Simon Jonsson, head of industrial products at KPMG UK: “Confidence is high among manufacturers as demand continues to soar but there’s a danger that many are only seeing the weather in front of them. Our closest European neighbours, France and Germany, are also witnessing similar levels of demand for their products. Supply chain bottlenecks are now starting to appear in Germany and fingers are crossed we will not see the same elsewhere.

“There are increasing worries about the risks of inflation and strains in the labour market due to skills shortages, while the government is also starting to look at the prospect of an increase in unemployment once support measures are eased, which threatens to stymie the recovery.”

Dave Atkinson, SME & Mid Corporates head of manufacturing at Lloyds Bank: “Such strong growth in the PMI may surprise some but it’s a clear sign that supply chain challenges, which have had an impact on output, are beginning to wane while demand is recovering.

“The continuing rebound is clearly good news, yet it carries with it a risk to businesses. History shows that more companies face challenges managing cash shortfalls when coming out of a recession than going into one. And some smaller manufacturers will be scaling up capacity and filling production lines while cash reserves will be depleting.

“Increasing production to meet the high demand is tempting but firms will need to be prudent in their cashflow planning to avoid falling victim to overtrading.”

Atul Kariya, Head of Manufacturing and Engineering and Partner at MHA: “High customer demand for products driven by further opening up of the economy continues to spur the UK’s manufacturing sector. As many manufacturers have and continue to operate through lockdown restrictions, it’s evident that the impact of pent-up demand is now working its way through the system.

“This demand, coupled with short term tax incentives announced in the March budget, has emboldened manufacturers to increase their capital expenditure (CapEx), accelerate recruitment, and make greater investments, all of which are further increasing demand for products and productivity within the sector.

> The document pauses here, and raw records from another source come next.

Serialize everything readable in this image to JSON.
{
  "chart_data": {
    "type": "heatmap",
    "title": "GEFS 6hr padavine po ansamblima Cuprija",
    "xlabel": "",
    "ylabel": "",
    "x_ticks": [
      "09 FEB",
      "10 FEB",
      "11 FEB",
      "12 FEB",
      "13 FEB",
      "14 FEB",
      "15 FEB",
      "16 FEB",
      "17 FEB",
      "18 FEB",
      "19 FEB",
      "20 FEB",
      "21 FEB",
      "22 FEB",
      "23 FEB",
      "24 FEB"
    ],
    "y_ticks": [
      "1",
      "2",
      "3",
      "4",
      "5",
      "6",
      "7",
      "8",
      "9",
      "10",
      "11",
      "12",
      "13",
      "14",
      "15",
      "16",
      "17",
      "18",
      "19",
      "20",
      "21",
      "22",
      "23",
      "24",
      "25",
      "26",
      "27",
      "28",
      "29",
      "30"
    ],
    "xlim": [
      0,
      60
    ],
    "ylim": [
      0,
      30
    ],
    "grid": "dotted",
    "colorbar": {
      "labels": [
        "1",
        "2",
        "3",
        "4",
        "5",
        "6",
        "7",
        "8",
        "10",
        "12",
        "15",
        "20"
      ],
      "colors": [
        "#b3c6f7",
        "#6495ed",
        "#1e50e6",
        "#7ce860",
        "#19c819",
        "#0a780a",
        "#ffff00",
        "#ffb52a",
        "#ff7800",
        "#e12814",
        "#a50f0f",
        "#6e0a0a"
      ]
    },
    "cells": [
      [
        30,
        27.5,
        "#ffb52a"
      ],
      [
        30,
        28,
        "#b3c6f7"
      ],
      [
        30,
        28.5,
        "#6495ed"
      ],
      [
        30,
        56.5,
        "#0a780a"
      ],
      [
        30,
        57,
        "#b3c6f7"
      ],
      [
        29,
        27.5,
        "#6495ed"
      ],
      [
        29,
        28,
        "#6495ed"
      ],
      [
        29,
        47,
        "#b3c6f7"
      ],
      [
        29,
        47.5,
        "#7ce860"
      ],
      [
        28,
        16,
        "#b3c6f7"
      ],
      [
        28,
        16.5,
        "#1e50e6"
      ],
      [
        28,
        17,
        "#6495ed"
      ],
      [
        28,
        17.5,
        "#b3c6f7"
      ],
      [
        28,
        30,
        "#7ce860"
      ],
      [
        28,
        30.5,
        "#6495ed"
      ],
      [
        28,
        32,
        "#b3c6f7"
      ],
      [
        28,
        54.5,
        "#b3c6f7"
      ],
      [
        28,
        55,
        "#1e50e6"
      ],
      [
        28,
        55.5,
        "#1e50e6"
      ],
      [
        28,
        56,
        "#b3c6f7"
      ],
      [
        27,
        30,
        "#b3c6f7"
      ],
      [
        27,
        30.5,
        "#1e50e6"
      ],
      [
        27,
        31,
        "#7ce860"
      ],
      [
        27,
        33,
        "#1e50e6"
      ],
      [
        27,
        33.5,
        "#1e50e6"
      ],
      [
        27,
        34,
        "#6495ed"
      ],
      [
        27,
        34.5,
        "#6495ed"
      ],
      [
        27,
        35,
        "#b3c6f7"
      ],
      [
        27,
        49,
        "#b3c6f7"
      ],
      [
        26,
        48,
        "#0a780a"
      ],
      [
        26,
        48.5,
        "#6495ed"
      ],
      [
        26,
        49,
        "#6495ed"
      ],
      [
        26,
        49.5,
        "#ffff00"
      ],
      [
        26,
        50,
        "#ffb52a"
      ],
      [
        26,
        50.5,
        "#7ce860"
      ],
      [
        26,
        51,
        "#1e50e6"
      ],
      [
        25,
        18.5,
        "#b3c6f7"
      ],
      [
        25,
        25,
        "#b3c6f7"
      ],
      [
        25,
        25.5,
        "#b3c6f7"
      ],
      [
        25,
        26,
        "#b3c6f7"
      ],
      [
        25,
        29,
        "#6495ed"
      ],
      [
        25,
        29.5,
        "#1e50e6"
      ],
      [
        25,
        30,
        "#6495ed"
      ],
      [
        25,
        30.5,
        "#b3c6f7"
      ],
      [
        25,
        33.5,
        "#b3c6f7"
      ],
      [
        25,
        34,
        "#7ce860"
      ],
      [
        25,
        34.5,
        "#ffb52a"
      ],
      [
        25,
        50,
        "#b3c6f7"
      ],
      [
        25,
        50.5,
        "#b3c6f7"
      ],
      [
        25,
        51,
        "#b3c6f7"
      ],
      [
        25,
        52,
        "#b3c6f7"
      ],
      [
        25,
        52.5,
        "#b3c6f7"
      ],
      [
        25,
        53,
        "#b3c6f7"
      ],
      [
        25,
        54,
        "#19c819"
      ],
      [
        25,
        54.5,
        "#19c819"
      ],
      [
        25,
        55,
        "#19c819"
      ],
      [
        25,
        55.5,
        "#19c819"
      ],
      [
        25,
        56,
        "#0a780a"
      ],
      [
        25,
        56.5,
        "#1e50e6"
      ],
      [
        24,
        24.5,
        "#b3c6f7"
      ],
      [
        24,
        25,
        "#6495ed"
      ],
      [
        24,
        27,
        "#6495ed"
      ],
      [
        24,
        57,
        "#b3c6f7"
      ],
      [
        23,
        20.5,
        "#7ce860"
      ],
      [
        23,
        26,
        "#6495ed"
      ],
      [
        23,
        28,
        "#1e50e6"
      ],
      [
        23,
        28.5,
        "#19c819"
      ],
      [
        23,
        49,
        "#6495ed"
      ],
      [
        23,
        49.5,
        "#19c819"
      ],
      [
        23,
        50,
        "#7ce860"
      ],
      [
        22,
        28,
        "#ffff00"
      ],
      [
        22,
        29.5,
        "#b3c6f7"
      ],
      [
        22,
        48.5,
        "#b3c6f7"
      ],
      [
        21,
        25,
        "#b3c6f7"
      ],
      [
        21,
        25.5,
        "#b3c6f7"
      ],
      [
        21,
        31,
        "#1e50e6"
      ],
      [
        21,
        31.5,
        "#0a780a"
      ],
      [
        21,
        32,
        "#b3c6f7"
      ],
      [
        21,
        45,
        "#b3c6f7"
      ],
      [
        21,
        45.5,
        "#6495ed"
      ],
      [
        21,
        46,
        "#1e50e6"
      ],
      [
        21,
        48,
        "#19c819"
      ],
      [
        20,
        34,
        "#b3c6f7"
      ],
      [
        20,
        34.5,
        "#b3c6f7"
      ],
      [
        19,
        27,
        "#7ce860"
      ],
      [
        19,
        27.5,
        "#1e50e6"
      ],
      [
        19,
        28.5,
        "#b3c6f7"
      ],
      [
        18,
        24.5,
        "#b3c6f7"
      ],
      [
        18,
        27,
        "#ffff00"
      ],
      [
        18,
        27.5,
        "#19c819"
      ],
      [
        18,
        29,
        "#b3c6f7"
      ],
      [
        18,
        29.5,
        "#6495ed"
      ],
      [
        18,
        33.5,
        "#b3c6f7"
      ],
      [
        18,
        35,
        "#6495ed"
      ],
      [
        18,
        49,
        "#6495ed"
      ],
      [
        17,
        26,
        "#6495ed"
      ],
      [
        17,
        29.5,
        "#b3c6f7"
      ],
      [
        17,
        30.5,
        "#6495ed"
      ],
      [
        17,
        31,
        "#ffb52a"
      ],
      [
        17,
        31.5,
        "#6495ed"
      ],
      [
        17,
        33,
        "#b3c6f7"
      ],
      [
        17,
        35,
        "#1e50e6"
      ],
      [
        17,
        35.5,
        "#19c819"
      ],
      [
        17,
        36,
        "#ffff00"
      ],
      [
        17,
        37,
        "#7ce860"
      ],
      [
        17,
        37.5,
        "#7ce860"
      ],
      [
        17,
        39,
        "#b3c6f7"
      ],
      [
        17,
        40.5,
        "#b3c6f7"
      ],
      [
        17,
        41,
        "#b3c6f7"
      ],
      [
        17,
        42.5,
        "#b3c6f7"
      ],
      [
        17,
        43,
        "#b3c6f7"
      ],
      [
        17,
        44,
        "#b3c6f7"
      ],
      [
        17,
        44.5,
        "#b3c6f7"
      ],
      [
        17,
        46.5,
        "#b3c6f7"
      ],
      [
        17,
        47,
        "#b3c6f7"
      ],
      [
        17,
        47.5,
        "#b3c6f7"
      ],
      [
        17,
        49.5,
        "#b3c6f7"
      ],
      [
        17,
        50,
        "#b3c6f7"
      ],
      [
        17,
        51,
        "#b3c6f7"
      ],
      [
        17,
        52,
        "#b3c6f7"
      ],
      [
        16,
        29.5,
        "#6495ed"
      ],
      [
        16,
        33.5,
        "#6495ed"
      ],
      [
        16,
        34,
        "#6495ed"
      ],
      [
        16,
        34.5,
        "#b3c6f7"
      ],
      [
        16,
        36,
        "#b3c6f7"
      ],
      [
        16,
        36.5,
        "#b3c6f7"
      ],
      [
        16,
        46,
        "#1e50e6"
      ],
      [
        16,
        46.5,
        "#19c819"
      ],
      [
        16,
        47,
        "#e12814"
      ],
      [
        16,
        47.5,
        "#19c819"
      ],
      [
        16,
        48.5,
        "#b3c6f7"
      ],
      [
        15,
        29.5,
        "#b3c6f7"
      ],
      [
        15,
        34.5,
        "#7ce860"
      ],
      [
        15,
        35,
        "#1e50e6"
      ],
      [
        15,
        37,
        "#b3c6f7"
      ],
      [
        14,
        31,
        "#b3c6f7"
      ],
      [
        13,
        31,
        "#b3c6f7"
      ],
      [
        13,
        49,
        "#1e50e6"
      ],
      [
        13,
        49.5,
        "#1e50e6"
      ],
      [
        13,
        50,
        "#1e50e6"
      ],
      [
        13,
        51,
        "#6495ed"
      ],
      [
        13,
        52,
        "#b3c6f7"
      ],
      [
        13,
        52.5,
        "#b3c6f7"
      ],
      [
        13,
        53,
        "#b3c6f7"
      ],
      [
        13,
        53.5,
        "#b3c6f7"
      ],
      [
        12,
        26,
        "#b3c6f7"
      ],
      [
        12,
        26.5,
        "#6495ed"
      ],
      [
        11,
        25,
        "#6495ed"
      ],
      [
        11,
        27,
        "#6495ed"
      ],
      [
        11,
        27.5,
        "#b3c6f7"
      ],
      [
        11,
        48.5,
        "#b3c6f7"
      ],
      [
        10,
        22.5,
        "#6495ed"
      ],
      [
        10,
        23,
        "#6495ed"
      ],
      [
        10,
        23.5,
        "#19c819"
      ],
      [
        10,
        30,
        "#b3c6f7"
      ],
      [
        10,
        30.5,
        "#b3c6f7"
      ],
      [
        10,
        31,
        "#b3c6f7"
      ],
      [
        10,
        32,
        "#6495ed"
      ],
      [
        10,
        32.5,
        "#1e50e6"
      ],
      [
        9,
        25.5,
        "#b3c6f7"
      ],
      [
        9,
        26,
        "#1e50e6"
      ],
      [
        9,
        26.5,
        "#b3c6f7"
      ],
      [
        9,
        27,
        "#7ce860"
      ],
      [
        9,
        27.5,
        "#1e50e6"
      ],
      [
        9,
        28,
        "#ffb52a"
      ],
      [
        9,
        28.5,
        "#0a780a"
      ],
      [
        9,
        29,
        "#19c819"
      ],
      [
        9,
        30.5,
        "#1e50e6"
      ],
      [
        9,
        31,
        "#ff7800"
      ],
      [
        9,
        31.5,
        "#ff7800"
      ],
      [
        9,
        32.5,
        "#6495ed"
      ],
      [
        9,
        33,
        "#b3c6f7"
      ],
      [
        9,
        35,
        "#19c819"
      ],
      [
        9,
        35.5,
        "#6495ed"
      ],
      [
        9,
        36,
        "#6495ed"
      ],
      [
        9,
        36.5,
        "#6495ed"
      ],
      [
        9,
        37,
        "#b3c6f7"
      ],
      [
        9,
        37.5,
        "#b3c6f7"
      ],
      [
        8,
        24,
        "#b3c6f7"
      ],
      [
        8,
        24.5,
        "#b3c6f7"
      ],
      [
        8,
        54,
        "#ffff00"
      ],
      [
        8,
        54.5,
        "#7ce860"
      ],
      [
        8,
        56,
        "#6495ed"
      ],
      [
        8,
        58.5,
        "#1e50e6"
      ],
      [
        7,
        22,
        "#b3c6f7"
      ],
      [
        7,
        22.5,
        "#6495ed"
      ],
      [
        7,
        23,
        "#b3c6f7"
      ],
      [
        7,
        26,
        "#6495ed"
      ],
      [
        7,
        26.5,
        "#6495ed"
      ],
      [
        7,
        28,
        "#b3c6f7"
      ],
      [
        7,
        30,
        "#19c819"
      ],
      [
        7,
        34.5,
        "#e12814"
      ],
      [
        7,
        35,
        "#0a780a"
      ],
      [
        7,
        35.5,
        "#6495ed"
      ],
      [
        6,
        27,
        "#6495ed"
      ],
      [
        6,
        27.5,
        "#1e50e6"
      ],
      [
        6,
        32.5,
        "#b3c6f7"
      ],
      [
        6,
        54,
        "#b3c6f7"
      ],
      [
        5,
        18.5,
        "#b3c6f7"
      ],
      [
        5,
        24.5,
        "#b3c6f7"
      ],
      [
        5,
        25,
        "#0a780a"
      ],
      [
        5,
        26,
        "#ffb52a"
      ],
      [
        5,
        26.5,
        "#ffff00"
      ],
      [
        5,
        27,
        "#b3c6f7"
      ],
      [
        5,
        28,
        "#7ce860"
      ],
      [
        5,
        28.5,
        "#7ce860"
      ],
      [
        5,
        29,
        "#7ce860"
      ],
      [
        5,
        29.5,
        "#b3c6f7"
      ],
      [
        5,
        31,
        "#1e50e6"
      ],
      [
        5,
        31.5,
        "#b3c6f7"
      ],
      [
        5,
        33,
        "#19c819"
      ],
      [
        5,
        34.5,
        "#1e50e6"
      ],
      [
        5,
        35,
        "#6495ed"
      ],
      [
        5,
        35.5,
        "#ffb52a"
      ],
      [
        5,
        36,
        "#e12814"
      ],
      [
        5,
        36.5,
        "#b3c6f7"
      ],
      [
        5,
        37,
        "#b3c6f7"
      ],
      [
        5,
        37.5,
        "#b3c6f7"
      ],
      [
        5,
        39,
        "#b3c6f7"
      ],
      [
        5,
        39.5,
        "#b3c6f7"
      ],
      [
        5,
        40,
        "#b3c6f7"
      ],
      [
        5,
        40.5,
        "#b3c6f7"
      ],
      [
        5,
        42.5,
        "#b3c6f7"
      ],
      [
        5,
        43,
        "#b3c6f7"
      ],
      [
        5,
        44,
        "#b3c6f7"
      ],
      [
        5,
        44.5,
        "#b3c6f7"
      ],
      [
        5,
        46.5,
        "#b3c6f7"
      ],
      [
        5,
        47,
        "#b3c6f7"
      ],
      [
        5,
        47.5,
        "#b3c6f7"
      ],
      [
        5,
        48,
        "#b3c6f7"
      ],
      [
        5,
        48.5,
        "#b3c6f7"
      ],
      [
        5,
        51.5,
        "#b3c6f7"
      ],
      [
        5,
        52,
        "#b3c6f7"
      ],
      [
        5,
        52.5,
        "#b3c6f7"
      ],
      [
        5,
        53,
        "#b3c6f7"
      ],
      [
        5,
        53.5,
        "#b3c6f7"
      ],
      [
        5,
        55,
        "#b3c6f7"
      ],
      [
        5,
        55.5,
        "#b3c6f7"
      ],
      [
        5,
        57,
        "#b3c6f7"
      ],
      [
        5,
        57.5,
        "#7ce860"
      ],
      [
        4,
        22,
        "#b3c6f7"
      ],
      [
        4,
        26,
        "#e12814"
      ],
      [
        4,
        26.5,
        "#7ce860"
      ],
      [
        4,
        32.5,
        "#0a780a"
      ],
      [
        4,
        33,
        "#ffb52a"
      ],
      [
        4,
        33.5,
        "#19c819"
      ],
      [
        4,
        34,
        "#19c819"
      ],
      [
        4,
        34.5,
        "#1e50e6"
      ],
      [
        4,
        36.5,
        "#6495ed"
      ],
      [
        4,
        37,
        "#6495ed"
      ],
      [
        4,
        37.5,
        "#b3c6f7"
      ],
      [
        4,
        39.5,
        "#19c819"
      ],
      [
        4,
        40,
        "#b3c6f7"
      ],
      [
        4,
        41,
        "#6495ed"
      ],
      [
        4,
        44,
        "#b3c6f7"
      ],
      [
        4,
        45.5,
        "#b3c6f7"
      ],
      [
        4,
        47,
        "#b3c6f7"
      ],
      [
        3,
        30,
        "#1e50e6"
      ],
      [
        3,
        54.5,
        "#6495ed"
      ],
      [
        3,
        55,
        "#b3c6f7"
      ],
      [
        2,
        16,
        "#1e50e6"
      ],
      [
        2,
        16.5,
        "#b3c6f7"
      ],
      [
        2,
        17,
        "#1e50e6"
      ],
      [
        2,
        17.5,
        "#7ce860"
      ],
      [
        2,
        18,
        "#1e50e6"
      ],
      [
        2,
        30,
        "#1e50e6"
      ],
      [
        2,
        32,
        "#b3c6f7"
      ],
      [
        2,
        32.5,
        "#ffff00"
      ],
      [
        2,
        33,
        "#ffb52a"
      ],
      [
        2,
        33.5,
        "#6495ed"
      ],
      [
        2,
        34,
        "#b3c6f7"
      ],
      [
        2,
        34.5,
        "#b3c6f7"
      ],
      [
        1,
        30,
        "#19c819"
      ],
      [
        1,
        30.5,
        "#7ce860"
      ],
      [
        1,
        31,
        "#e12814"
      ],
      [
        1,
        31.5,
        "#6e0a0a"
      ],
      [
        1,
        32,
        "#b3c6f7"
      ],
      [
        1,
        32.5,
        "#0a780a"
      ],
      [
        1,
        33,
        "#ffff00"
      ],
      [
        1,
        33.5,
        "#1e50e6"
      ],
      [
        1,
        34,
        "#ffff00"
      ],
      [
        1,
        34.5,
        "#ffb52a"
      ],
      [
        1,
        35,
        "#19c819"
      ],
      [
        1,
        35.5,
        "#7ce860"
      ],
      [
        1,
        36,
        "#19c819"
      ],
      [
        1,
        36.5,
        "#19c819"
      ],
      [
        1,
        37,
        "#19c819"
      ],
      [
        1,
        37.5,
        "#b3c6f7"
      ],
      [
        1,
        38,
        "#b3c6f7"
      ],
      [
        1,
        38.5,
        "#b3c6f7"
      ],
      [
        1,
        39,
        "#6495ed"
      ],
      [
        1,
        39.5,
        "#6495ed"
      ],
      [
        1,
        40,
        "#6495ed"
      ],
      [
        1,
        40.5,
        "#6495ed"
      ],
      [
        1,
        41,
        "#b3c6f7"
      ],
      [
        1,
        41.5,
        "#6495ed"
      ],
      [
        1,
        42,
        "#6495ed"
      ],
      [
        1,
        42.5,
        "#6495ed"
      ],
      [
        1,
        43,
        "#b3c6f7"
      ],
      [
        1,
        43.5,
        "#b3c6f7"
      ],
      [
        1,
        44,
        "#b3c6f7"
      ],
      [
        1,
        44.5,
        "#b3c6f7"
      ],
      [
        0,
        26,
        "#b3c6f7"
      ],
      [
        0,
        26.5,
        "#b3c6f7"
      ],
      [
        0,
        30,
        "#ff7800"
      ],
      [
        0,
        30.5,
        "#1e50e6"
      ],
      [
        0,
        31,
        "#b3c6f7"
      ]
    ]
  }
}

“UK manufacturers have shown incredible resilience during extremely challenging circumstances this year, including the ongoing Covid-19 pandemic, post-Brexit issues and the recent Suez Canal crisis. As we enter the summer months, businesses are faced with new hurdles, such as inflationary pressures on raw materials, components and supply chain shortages which pose significant threats to the recent growth in production.

“Indeed, high demand for materials, components and aggregates has already led to inflationary pressures and higher production costs. Worse still, supply chain issues and product shortages are an ongoing issue that could stifle the sector’s recovery. But perhaps the biggest threat of all is the increase in global inflation which should be a major concern and has the potential to slow down the UK manufacturing sector (as well as the wider economy) this year.”